All this seems very different from the humility, gentleness and meekness of Jesus’ peaceful, celebratory approach to Jerusalem, having healed people with compassion and taught his disciples not to “lord it over” each other but to serve one another to become great in the Kingdom of God.
A few Sundays ago, bookmarks were distributed during the service here that listed the many ways in which we at St John’s in the City are involved with ministries here. I was impressed by all we are seeking to do.
As those who belong to the Kingdom of God and pray and work for God’s Kingdom to come on earth as it is in heaven, the example of Jesus shown by these two contrasting kinds of actions cannot be either/or but must be both/and. There are many issues such as poverty, the housing shortage, racism, bullying and inequity that we need to take action to try to rectify.

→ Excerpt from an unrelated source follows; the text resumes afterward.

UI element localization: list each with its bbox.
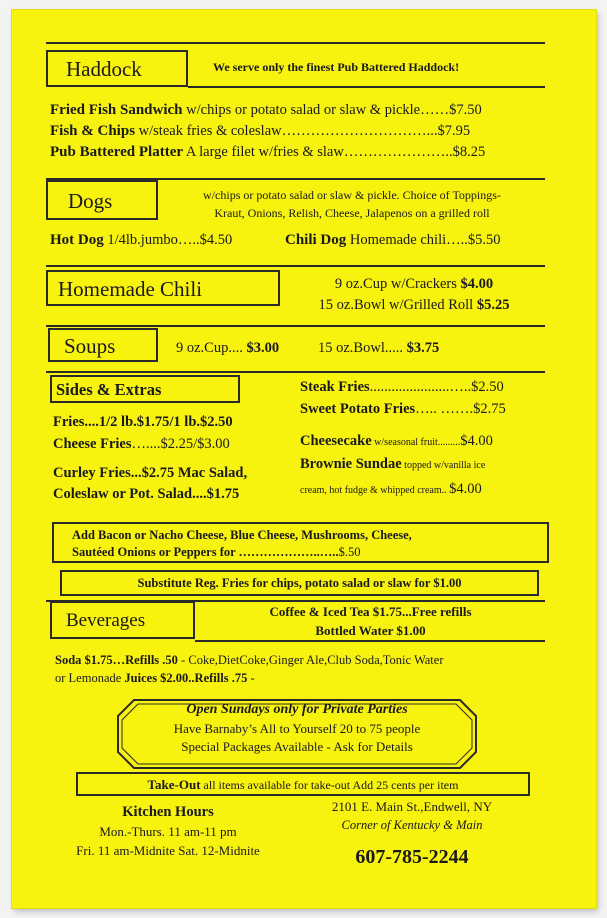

And always there is the disturbing question of what Jesus would say and do if he came to our church now that we are part of the religious establishment. Let’s continue to struggle to understand and put into action the values of the Kingdom of God Jesus taught us about with the help of the Holy Spirit.
Holy Week
And this is the start of Holy Week. Let us each and together follow Jesus our Lord and Master through his passion and to his cross, where he died to forgive our sins. Let’s remember what he said to his disciples:
“See we are going up to Jerusalem and the Son of Man will be handed over to the priests and scribes and they will condemn him to death. Then they will hand him over to the Gentiles to be mocked, flogged and crucified and on the third day he will be raised…. The Son of man came not to be served but to serve and give his life a ransom for many.”